For Tom Trainer ’15 CLAS, his 2016-2017 Fulbright U.S. Student Grant to travel to Jamaica is not going to be a day at the beach. He will be studying the intersection of the performance arts and political processes in the Caribbean nation. His ultimate career goal is use the performing arts, news broadcasting and entertainment to inspire political and social action.
“My Fulbright research in Jamaica will give me invaluable access to producers, writers, directors and actors in Kingston's vibrant theater community,” Tom says. “I will focus on theater productions that highlight Jamaica's most critical social and political issues, especially via comedy.”

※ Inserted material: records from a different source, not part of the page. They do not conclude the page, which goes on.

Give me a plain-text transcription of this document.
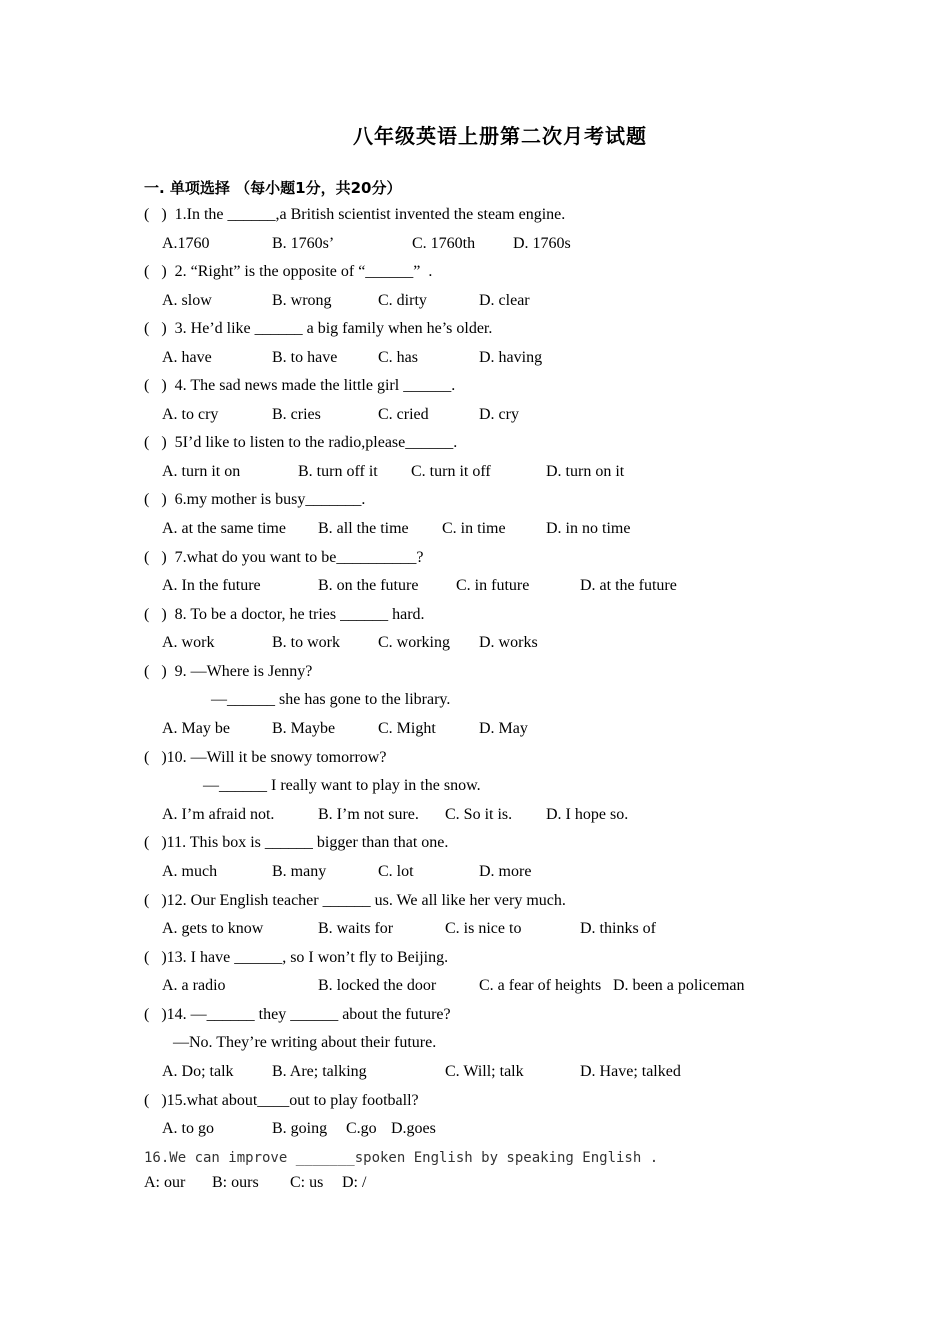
八年级英语上册第二次月考试题
一. 单项选择 （每小题1分，共20分）
(   )  1.In the ______,a British scientist invented the steam engine.
A.1760	B. 1760s’	C. 1760th D. 1760s
(   )  2. “Right” is the opposite of “______”  .
A. slow	B. wrong	C. dirty	D. clear
(   )  3. He’d like ______ a big family when he’s older.
A. have	B. to have	C. has	D. having
(   )  4. The sad news made the little girl ______.
A. to cry	B. cries	C. cried	D. cry
(   )  5I’d like to listen to the radio,please______.
A. turn it on	B. turn off it C. turn it off	D. turn on it
(   )  6.my mother is busy_______.
A. at the same time B. all the time C. in time	D. in no time
(   )  7.what do you want to be__________?
A. In the future	B. on the future C. in future	D. at the future
(   )  8. To be a doctor, he tries ______ hard.
A. work	B. to work C. working D. works
(   )  9. —Where is Jenny?
—______ she has gone to the library.
A. May be	B. Maybe	C. Might	D. May
(   )10. —Will it be snowy tomorrow?
—______ I really want to play in the snow.
A. I’m afraid not.	B. I’m not sure. C. So it is. D. I hope so.
(   )11. This box is ______ bigger than that one.
A. much	B. many	C. lot	D. more
(   )12. Our English teacher ______ us. We all like her very much.
A. gets to know	B. waits for	C. is nice to	D. thinks of
(   )13. I have ______, so I won’t fly to Beijing.
A. a radio	B. locked the door	C. a fear of heights D. been a policeman
(   )14. —______ they ______ about the future?
—No. They’re writing about their future.
A. Do; talk B. Are; talking	C. Will; talk	D. Have; talked
(   )15.what about____out to play football?
A. to go	B. going C.go D.goes
16.We can improve _______spoken English by speaking English .
A: our B: ours C: us D: /
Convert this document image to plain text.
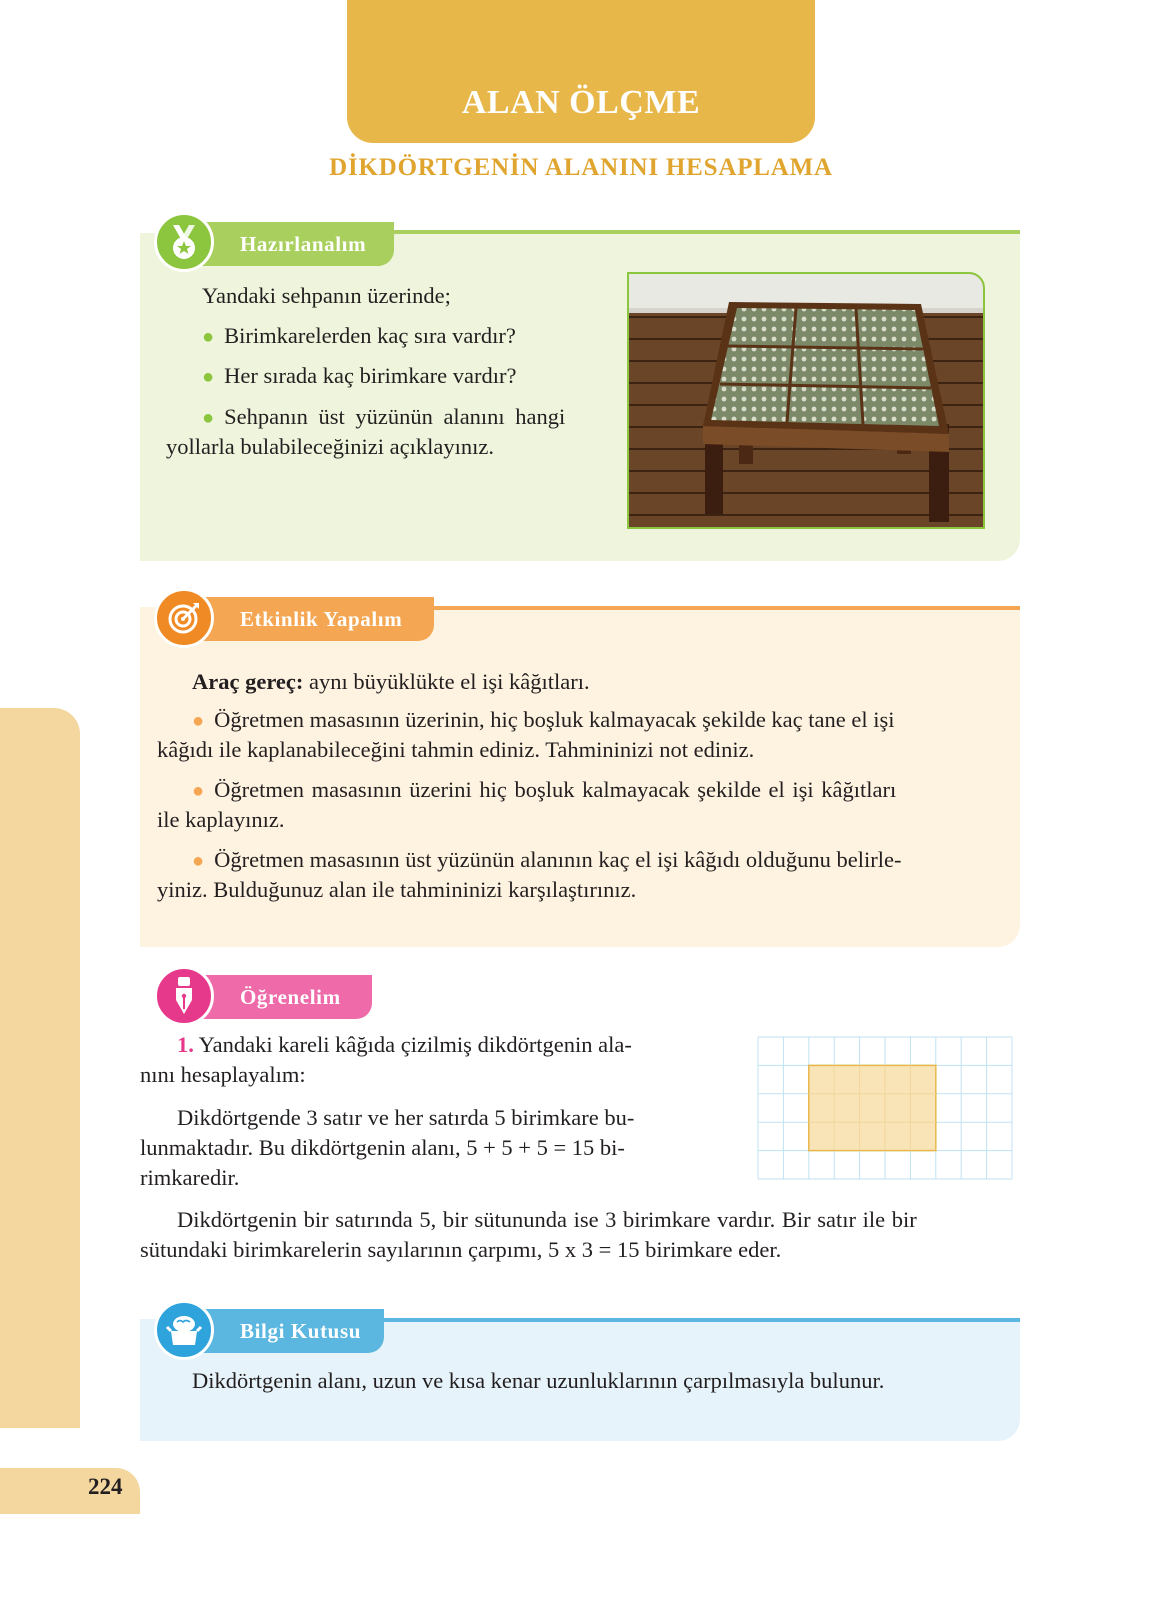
ALAN ÖLÇME
DİKDÖRTGENİN ALANINI HESAPLAMA
224
Hazırlanalım
Yandaki sehpanın üzerinde;
● Birimkarelerden kaç sıra vardır?
● Her sırada kaç birimkare vardır?
● Sehpanın üst yüzünün alanını hangi
yollarla bulabileceğinizi açıklayınız.
Etkinlik Yapalım
Araç gereç: aynı büyüklükte el işi kâğıtları.
● Öğretmen masasının üzerinin, hiç boşluk kalmayacak şekilde kaç tane el işi
kâğıdı ile kaplanabileceğini tahmin ediniz. Tahmininizi not ediniz.
● Öğretmen masasının üzerini hiç boşluk kalmayacak şekilde el işi kâğıtları
ile kaplayınız.
● Öğretmen masasının üst yüzünün alanının kaç el işi kâğıdı olduğunu belirle-
yiniz. Bulduğunuz alan ile tahmininizi karşılaştırınız.
Öğrenelim
1. Yandaki kareli kâğıda çizilmiş dikdörtgenin ala-
nını hesaplayalım:
Dikdörtgende 3 satır ve her satırda 5 birimkare bu-
lunmaktadır. Bu dikdörtgenin alanı, 5 + 5 + 5 = 15 bi-
rimkaredir.
Dikdörtgenin bir satırında 5, bir sütununda ise 3 birimkare vardır. Bir satır ile bir
sütundaki birimkarelerin sayılarının çarpımı, 5 x 3 = 15 birimkare eder.
Bilgi Kutusu
Dikdörtgenin alanı, uzun ve kısa kenar uzunluklarının çarpılmasıyla bulunur.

Tom’s interest in these issues stems from his double majors in Political Science and History. He is currently studying for his Master’s in Political Science at Villanova.
Tom points to his education in Villanova University’s College of Liberal Arts and Sciences as fundamental in building his interests and skills which proved pivotal in gaining a Fulbright.
“There are three professors that have been especially influential in my intellectual growth at Villanova, and ultimately in my decision to apply for the Fulbright,” he says. “Dr. Jack Johannes taught me how to develop sound arguments, both written and orally. Dr. Heidi Rose introduced me to the powerful world of performance art in class and during my study abroad in Greece. And Dr. Eugene McCarraher encouraged me to develop a critical mind—one that tirelessly seeks and believes in the possibility of bettering the world by inspiring public dialogue and awareness for important social problems through comedy, entertainment and experiencing the wonderful human sensation that is laughter.”
As far as extracurricular activities, Tom made the most of his Villanova experience. He wrote satirical articles in the Opinion section of The Villanovan and participated in the Association for Change and Transformation, where he witnessed first hand the power of comedic rhetoric and performance art in inspiring awareness for and public dialogue about social issues. Additionally, he was a member of Villanova’s Cross-Country and Track and Field teams.
He says he will remember fondly his class dinners, brunches and meetings with his professors, which enhanced his interaction with them beyond the small seminar classes and in the Honors Program. “Not only does the small size make room for dialogue and individual contributions, but all of my professors took full advantage of the size by being as accessible as possible, welcoming open discussions, and demonstrating their sincere enthusiasm in class.”